The Court will assume that the evidence of physical therapy appointments was new, relevant, and
related to the appropriate period of time. Even so, remand would not be necessary here because the
record shows that the Appeals Council stated that it considered the additional evidence, that the
evidence did not provide a basis for changing the ALJ’s decision, and that the evidence had been
added to the record. Tr. at 1-2, 5. By doing so, the Appeals Council complied with the relevant
regulation. See 20 C.F.R. § 404.970(b). (“The Appeals Council shall evaluate the entire record
including the new and material evidence submitted . . . . It will then review the case if it finds that the
administrative law judge’s action, findings, or conclusion is contrary to the weight of the evidence
currently of record.”).
“Where, as here, the Appeals Council considers new evidence but denies review, [the Court]
must determine whether the ALJ’s decision was supported by substantial evidence on the record as
a whole, including the new evidence.” Davidson v. Astrue, 501 F.3d 987, 990 (8th Cir. 2007). For
the same reasons already discussed in depth, the ALJ’s decision in this case was supported by
substantial evidence on the record as a whole, even assuming that the new evidence submitted by Rios
disproved the ALJ’s statements regarding her attendance at therapy. As can be seen above, the Court
has not relied in any way on Rios’s alleged lack of physical therapy in coming to its conclusion.

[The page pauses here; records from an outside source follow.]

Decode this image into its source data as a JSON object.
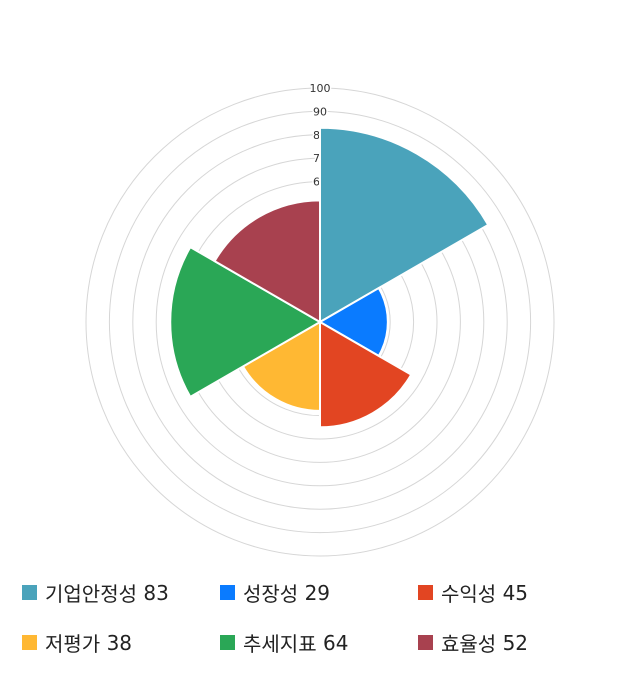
{
  "chart_data": {
    "type": "polarArea",
    "categories": [
      "기업안정성",
      "성장성",
      "수익성",
      "저평가",
      "추세지표",
      "효율성"
    ],
    "values": [
      83,
      29,
      45,
      38,
      64,
      52
    ],
    "colors": [
      "#4aa3bb",
      "#0a7bff",
      "#e24522",
      "#ffb833",
      "#2aa756",
      "#a8414f"
    ],
    "rlim": [
      0,
      100
    ],
    "r_ticks": [
      10,
      20,
      30,
      40,
      50,
      60,
      70,
      80,
      90,
      100
    ],
    "grid": true,
    "legend_position": "bottom"
  },
  "legend": [
    {
      "label": "기업안정성",
      "value": "83"
    },
    {
      "label": "성장성",
      "value": "29"
    },
    {
      "label": "수익성",
      "value": "45"
    },
    {
      "label": "저평가",
      "value": "38"
    },
    {
      "label": "추세지표",
      "value": "64"
    },
    {
      "label": "효율성",
      "value": "52"
    }
  ]
}
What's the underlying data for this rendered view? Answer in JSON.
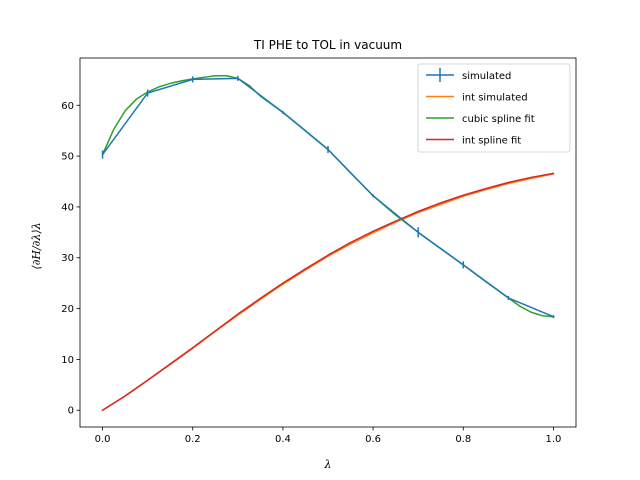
{
  "chart_data": {
    "type": "line",
    "title": "TI PHE to TOL in vacuum",
    "xlabel": "λ",
    "ylabel": "⟨∂H/∂λ⟩λ",
    "xlim": [
      -0.05,
      1.05
    ],
    "ylim": [
      -3.3,
      69.3
    ],
    "x_ticks": [
      0.0,
      0.2,
      0.4,
      0.6,
      0.8,
      1.0
    ],
    "x_tick_labels": [
      "0.0",
      "0.2",
      "0.4",
      "0.6",
      "0.8",
      "1.0"
    ],
    "y_ticks": [
      0,
      10,
      20,
      30,
      40,
      50,
      60
    ],
    "y_tick_labels": [
      "0",
      "10",
      "20",
      "30",
      "40",
      "50",
      "60"
    ],
    "grid": false,
    "legend_position": "top-right",
    "series": [
      {
        "name": "simulated",
        "color": "#1f77b4",
        "x": [
          0.0,
          0.1,
          0.2,
          0.3,
          0.4,
          0.5,
          0.6,
          0.7,
          0.8,
          0.9,
          1.0
        ],
        "y": [
          50.3,
          62.4,
          65.1,
          65.3,
          58.6,
          51.3,
          42.2,
          35.0,
          28.6,
          22.1,
          18.4
        ],
        "yerr": [
          0.8,
          0.7,
          0.6,
          0.5,
          0.3,
          0.7,
          0.3,
          1.0,
          0.7,
          0.4,
          0.3
        ]
      },
      {
        "name": "int simulated",
        "color": "#ff7f0e",
        "x": [
          0.0,
          0.05,
          0.1,
          0.15,
          0.2,
          0.25,
          0.3,
          0.35,
          0.4,
          0.45,
          0.5,
          0.55,
          0.6,
          0.65,
          0.7,
          0.75,
          0.8,
          0.85,
          0.9,
          0.95,
          1.0
        ],
        "y": [
          0.0,
          2.8,
          5.9,
          9.0,
          12.2,
          15.5,
          18.7,
          21.8,
          24.8,
          27.6,
          30.3,
          32.7,
          34.9,
          37.0,
          38.9,
          40.5,
          42.1,
          43.4,
          44.6,
          45.6,
          46.5
        ]
      },
      {
        "name": "cubic spline fit",
        "color": "#2ca02c",
        "x": [
          0.0,
          0.025,
          0.05,
          0.075,
          0.1,
          0.125,
          0.15,
          0.175,
          0.2,
          0.225,
          0.25,
          0.275,
          0.3,
          0.325,
          0.35,
          0.4,
          0.45,
          0.5,
          0.55,
          0.6,
          0.65,
          0.7,
          0.75,
          0.8,
          0.85,
          0.9,
          0.925,
          0.95,
          0.975,
          1.0
        ],
        "y": [
          50.3,
          55.3,
          58.9,
          61.2,
          62.6,
          63.6,
          64.3,
          64.8,
          65.2,
          65.5,
          65.8,
          65.8,
          65.3,
          63.9,
          61.8,
          58.6,
          55.0,
          51.3,
          46.7,
          42.2,
          38.4,
          35.0,
          31.8,
          28.6,
          25.3,
          22.1,
          20.5,
          19.3,
          18.6,
          18.4
        ]
      },
      {
        "name": "int spline fit",
        "color": "#d62728",
        "x": [
          0.0,
          0.05,
          0.1,
          0.15,
          0.2,
          0.25,
          0.3,
          0.35,
          0.4,
          0.45,
          0.5,
          0.55,
          0.6,
          0.65,
          0.7,
          0.75,
          0.8,
          0.85,
          0.9,
          0.95,
          1.0
        ],
        "y": [
          0.0,
          2.8,
          5.9,
          9.1,
          12.3,
          15.6,
          18.9,
          22.0,
          25.0,
          27.8,
          30.5,
          33.0,
          35.2,
          37.2,
          39.1,
          40.8,
          42.3,
          43.6,
          44.8,
          45.8,
          46.6
        ]
      }
    ]
  }
}
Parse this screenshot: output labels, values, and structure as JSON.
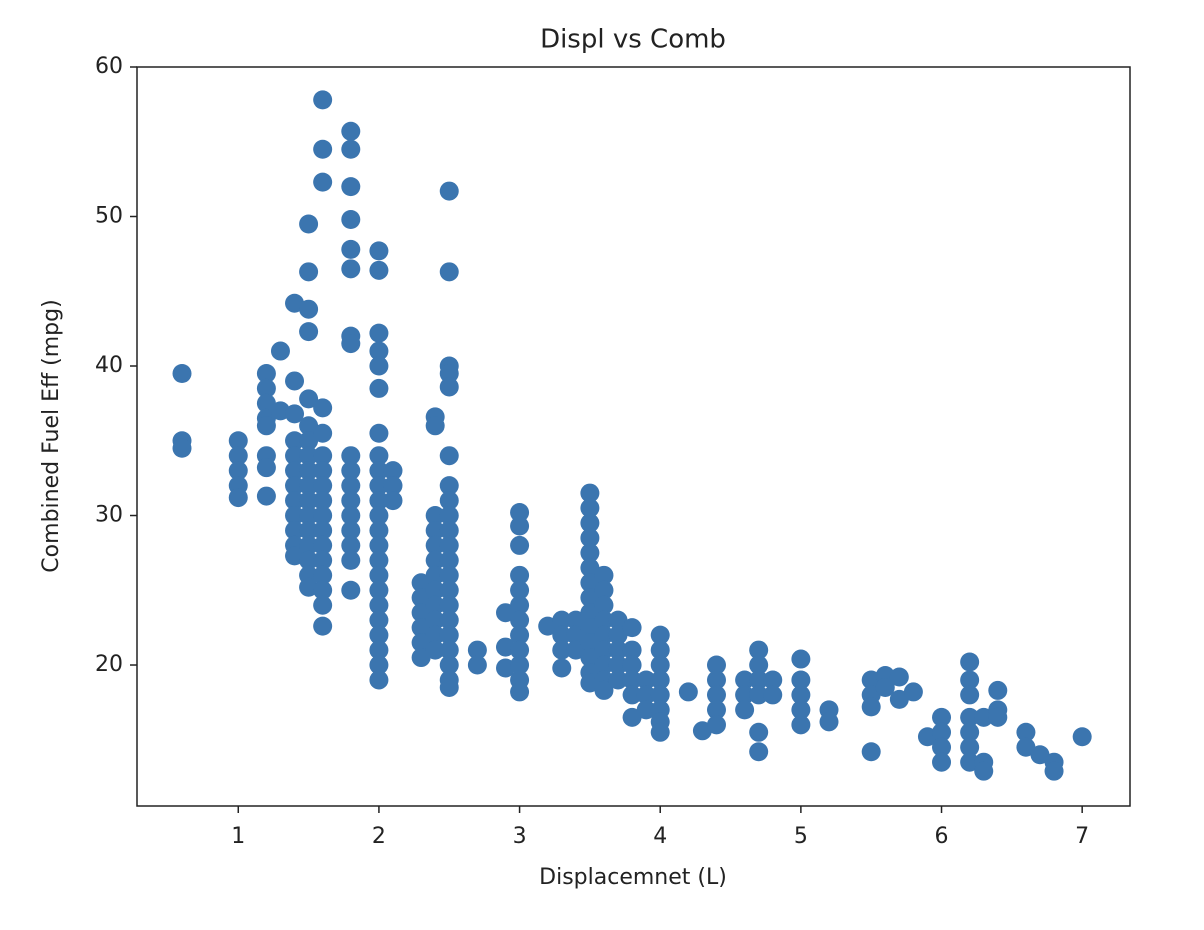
{
  "chart_data": {
    "type": "scatter",
    "title": "Displ vs Comb",
    "x_label": "Displacemnet (L)",
    "y_label": "Combined Fuel Eff (mpg)",
    "color": "#3b75af",
    "xlim": [
      0.28,
      7.34
    ],
    "ylim": [
      10.57,
      60
    ],
    "xticks": [
      1,
      2,
      3,
      4,
      5,
      6,
      7
    ],
    "yticks": [
      20,
      30,
      40,
      50,
      60
    ],
    "x": [
      0.6,
      0.6,
      0.6,
      1.0,
      1.0,
      1.0,
      1.0,
      1.0,
      1.2,
      1.2,
      1.2,
      1.2,
      1.2,
      1.2,
      1.2,
      1.2,
      1.3,
      1.3,
      1.4,
      1.4,
      1.4,
      1.4,
      1.4,
      1.4,
      1.4,
      1.4,
      1.4,
      1.4,
      1.4,
      1.4,
      1.5,
      1.5,
      1.5,
      1.5,
      1.5,
      1.5,
      1.5,
      1.5,
      1.5,
      1.5,
      1.5,
      1.5,
      1.5,
      1.5,
      1.5,
      1.5,
      1.5,
      1.6,
      1.6,
      1.6,
      1.6,
      1.6,
      1.6,
      1.6,
      1.6,
      1.6,
      1.6,
      1.6,
      1.6,
      1.6,
      1.6,
      1.6,
      1.6,
      1.6,
      1.8,
      1.8,
      1.8,
      1.8,
      1.8,
      1.8,
      1.8,
      1.8,
      1.8,
      1.8,
      1.8,
      1.8,
      1.8,
      1.8,
      1.8,
      1.8,
      1.8,
      2.0,
      2.0,
      2.0,
      2.0,
      2.0,
      2.0,
      2.0,
      2.0,
      2.0,
      2.0,
      2.0,
      2.0,
      2.0,
      2.0,
      2.0,
      2.0,
      2.0,
      2.0,
      2.0,
      2.0,
      2.0,
      2.0,
      2.0,
      2.1,
      2.1,
      2.1,
      2.3,
      2.3,
      2.3,
      2.3,
      2.3,
      2.3,
      2.4,
      2.4,
      2.4,
      2.4,
      2.4,
      2.4,
      2.4,
      2.4,
      2.4,
      2.4,
      2.4,
      2.4,
      2.5,
      2.5,
      2.5,
      2.5,
      2.5,
      2.5,
      2.5,
      2.5,
      2.5,
      2.5,
      2.5,
      2.5,
      2.5,
      2.5,
      2.5,
      2.5,
      2.5,
      2.5,
      2.5,
      2.5,
      2.5,
      2.7,
      2.7,
      2.9,
      2.9,
      2.9,
      3.0,
      3.0,
      3.0,
      3.0,
      3.0,
      3.0,
      3.0,
      3.0,
      3.0,
      3.0,
      3.0,
      3.0,
      3.2,
      3.3,
      3.3,
      3.3,
      3.3,
      3.4,
      3.4,
      3.4,
      3.5,
      3.5,
      3.5,
      3.5,
      3.5,
      3.5,
      3.5,
      3.5,
      3.5,
      3.5,
      3.5,
      3.5,
      3.5,
      3.5,
      3.6,
      3.6,
      3.6,
      3.6,
      3.6,
      3.6,
      3.6,
      3.6,
      3.6,
      3.7,
      3.7,
      3.7,
      3.7,
      3.7,
      3.8,
      3.8,
      3.8,
      3.8,
      3.8,
      3.8,
      3.9,
      3.9,
      3.9,
      4.0,
      4.0,
      4.0,
      4.0,
      4.0,
      4.0,
      4.0,
      4.0,
      4.2,
      4.3,
      4.4,
      4.4,
      4.4,
      4.4,
      4.4,
      4.6,
      4.6,
      4.6,
      4.7,
      4.7,
      4.7,
      4.7,
      4.7,
      4.7,
      4.8,
      4.8,
      5.0,
      5.0,
      5.0,
      5.0,
      5.0,
      5.2,
      5.2,
      5.5,
      5.5,
      5.5,
      5.5,
      5.6,
      5.6,
      5.7,
      5.7,
      5.8,
      5.9,
      6.0,
      6.0,
      6.0,
      6.0,
      6.2,
      6.2,
      6.2,
      6.2,
      6.2,
      6.2,
      6.2,
      6.3,
      6.3,
      6.3,
      6.4,
      6.4,
      6.4,
      6.6,
      6.6,
      6.7,
      6.8,
      6.8,
      7.0
    ],
    "values": [
      39.5,
      35,
      34.5,
      35,
      34,
      33,
      32,
      31.2,
      39.5,
      38.5,
      37.5,
      36.5,
      36,
      34,
      33.2,
      31.3,
      41,
      37,
      44.2,
      39,
      36.8,
      35,
      34,
      33,
      32,
      31,
      30,
      29,
      28,
      27.3,
      49.5,
      46.3,
      43.8,
      42.3,
      37.8,
      36,
      35,
      34,
      33,
      32,
      31,
      30,
      29,
      28,
      27,
      26,
      25.2,
      57.8,
      54.5,
      52.3,
      37.2,
      35.5,
      34,
      33,
      32,
      31,
      30,
      29,
      28,
      27,
      26,
      25,
      24,
      22.6,
      55.7,
      54.5,
      52,
      49.8,
      47.8,
      46.5,
      42,
      41.5,
      34,
      33,
      32,
      31,
      30,
      29,
      28,
      27,
      25,
      47.7,
      46.4,
      42.2,
      41,
      40,
      38.5,
      35.5,
      34,
      33,
      32,
      31,
      30,
      29,
      28,
      27,
      26,
      25,
      24,
      23,
      22,
      21,
      20,
      19,
      33,
      32,
      31,
      25.5,
      24.5,
      23.5,
      22.5,
      21.5,
      20.5,
      36.6,
      36,
      30,
      29,
      28,
      27,
      26,
      25,
      24,
      23,
      22,
      21,
      51.7,
      46.3,
      40,
      39.5,
      38.6,
      34,
      32,
      31,
      30,
      29,
      28,
      27,
      26,
      25,
      24,
      23,
      22,
      21,
      20,
      19,
      18.5,
      21,
      20,
      23.5,
      21.2,
      19.8,
      30.2,
      29.3,
      28,
      26,
      25,
      24,
      23,
      22,
      21,
      20,
      19,
      18.2,
      22.6,
      23,
      22,
      21,
      19.8,
      23,
      22,
      21,
      31.5,
      30.5,
      29.5,
      28.5,
      27.5,
      26.5,
      25.5,
      24.5,
      23.5,
      22.5,
      21.5,
      20.5,
      19.5,
      18.8,
      26,
      25,
      24,
      23,
      22,
      21,
      20,
      19,
      18.3,
      23,
      22,
      21,
      20,
      19,
      22.5,
      21,
      20,
      19,
      18,
      16.5,
      19,
      18,
      17,
      22,
      21,
      20,
      19,
      18,
      17,
      16.2,
      15.5,
      18.2,
      15.6,
      20,
      19,
      18,
      17,
      16,
      19,
      18,
      17,
      21,
      20,
      19,
      18,
      15.5,
      14.2,
      19,
      18,
      20.4,
      19,
      18,
      17,
      16,
      17,
      16.2,
      19,
      18,
      17.2,
      14.2,
      19.3,
      18.5,
      19.2,
      17.7,
      18.2,
      15.2,
      16.5,
      15.5,
      14.5,
      13.5,
      20.2,
      19,
      18,
      16.5,
      15.5,
      14.5,
      13.5,
      16.5,
      13.5,
      12.9,
      18.3,
      17,
      16.5,
      15.5,
      14.5,
      14,
      13.5,
      12.9,
      15.2
    ]
  }
}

It is true that the ALJ partially discredited both Rios and her treating physician in coming to
his conclusion. That being said, it is not this Court’s place to review the ALJ’s decision de novo.
Rather, as explained above, the Court must only review the ALJ’s decision to see if it is supported
by substantial evidence. “Although we cannot say, given the facts of this case, that the ALJ’s decision
to deny benefits was the only tenable one, we have no trouble finding that the decision is supported
by substantial evidence.” Rehder v. Apfel, 205 F.3d 1056, 1060-61 (8th Cir. 2000).
For these reasons, the Court DENIES Rios’s request for relief and AFFIRMS the
IT IS SO ORDERED this 10th day of July, 2013.